Is “Big Data” same as “Big Analytics”?
March 26, 2012
Do a Google on Big Data and you are more likely to find people talking about two things:
- How Open Source solutions like Hadoop have pioneered this space
- How some companies have used these solutions to build large scale analytics solutions and business intelligence modules.
Read more and one will find mention of Map Reduce and how many of the NoSQL data stores support this useful “Data Locality” pattern – taking compute to where the data is.
Hadoop users and the creators themselves acknowledge that the technology is good for “streaming reads” and supports high throughput at the cost of latency. This constraint and the fact that Map Reduce tasks are very I/O bound, make it seemingly unsuitable for use cases that involve users waiting for a response such as in OLTP applications.
While all of the above is relevant and mostly true, is it also leading to a certain stereo-typing – that of equating Big Data to Big Analytics?
It might be useful to describe Big Data first. Gartner categorizes data build up in an enterprise as under : Volume, Variety and Velocity. Rapid growth in any of these categories or combinations thereof, results in Big Data. It might be worthwhile to note here that there is no classification under transaction processing or analytics, thereby implying that Big Data is not just Big Analytics.

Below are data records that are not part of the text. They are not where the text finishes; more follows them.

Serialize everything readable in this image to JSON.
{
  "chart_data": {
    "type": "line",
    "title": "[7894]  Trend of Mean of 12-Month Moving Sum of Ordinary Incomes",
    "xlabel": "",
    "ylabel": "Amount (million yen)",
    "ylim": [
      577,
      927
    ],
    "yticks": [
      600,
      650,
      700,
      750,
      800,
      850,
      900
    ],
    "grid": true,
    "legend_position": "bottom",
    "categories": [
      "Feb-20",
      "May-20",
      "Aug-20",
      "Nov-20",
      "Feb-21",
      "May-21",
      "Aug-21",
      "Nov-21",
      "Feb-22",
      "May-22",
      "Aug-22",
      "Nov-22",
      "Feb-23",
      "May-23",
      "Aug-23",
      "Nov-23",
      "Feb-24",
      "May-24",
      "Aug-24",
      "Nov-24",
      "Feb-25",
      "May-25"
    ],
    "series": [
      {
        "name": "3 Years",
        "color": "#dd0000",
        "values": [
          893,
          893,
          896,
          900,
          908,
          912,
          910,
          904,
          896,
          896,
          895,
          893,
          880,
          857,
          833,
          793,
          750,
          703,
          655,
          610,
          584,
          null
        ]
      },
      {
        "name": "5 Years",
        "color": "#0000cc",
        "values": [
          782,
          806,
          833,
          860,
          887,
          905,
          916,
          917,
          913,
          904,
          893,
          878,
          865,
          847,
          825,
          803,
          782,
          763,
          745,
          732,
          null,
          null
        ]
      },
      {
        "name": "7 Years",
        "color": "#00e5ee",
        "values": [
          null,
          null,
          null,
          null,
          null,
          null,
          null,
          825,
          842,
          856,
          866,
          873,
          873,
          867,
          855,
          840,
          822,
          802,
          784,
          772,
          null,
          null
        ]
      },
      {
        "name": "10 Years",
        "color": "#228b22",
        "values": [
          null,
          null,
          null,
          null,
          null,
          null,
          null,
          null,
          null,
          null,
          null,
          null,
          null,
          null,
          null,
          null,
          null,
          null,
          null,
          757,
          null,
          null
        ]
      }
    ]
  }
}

Big Data solutions need not be limited to Big Analytics and may extend to low latency data access workloads as well. A few random thoughts on patterns and solutions:
- Data Sharding – useful to scale low latency data stores like RDBMS to store Big Data. Sharding may be built into application code, use an intermediary between the application and data store or inherently supported by the data store using auto-sharding of data.
- Data Stores by purpose – Big Data invariably means distribution and may result in data duplication; within a single store or multiple. For e.g. data extracts from a DFS like Hadoop may also be stored in a high-speed NoSQL or sharded RDBMS and accessed via secondary indices. This could lead to scenarios outlined by the CAP theorem (http://en.wikipedia.org/wiki/CAP_theorem).
- Data Stores that effectively leverage CPU, RAM and disk space – Moore’s Law has been proven right the last few years and data stores like the Google Big Table (or HBase) successfully leverage the trend of abundant commodity compute, memory and storage.
- Optimized Compute Patterns – Efforts like Peregrine(http://peregrine_mapreduce.bitbucket.org/) that support pipe-lined Map Reduce jobs.
- Data aware Grid topologies – A compute grid where worker participation in a compute task is influenced by data available locally to the worker, usually in-memory. Note that this is different from the data locality pattern implemented in most Map Reduce frameworks.
- And more…..
It may suffice to say that Big Analytics has been the most visible and commonly deployed use case on Big Data. New age companies, especially the internet based ones, have been using Big Data technologies to deliver content sharing, email, instant messaging and social platform services in near real time. Enterprises are slowly but surely warming up to this trend.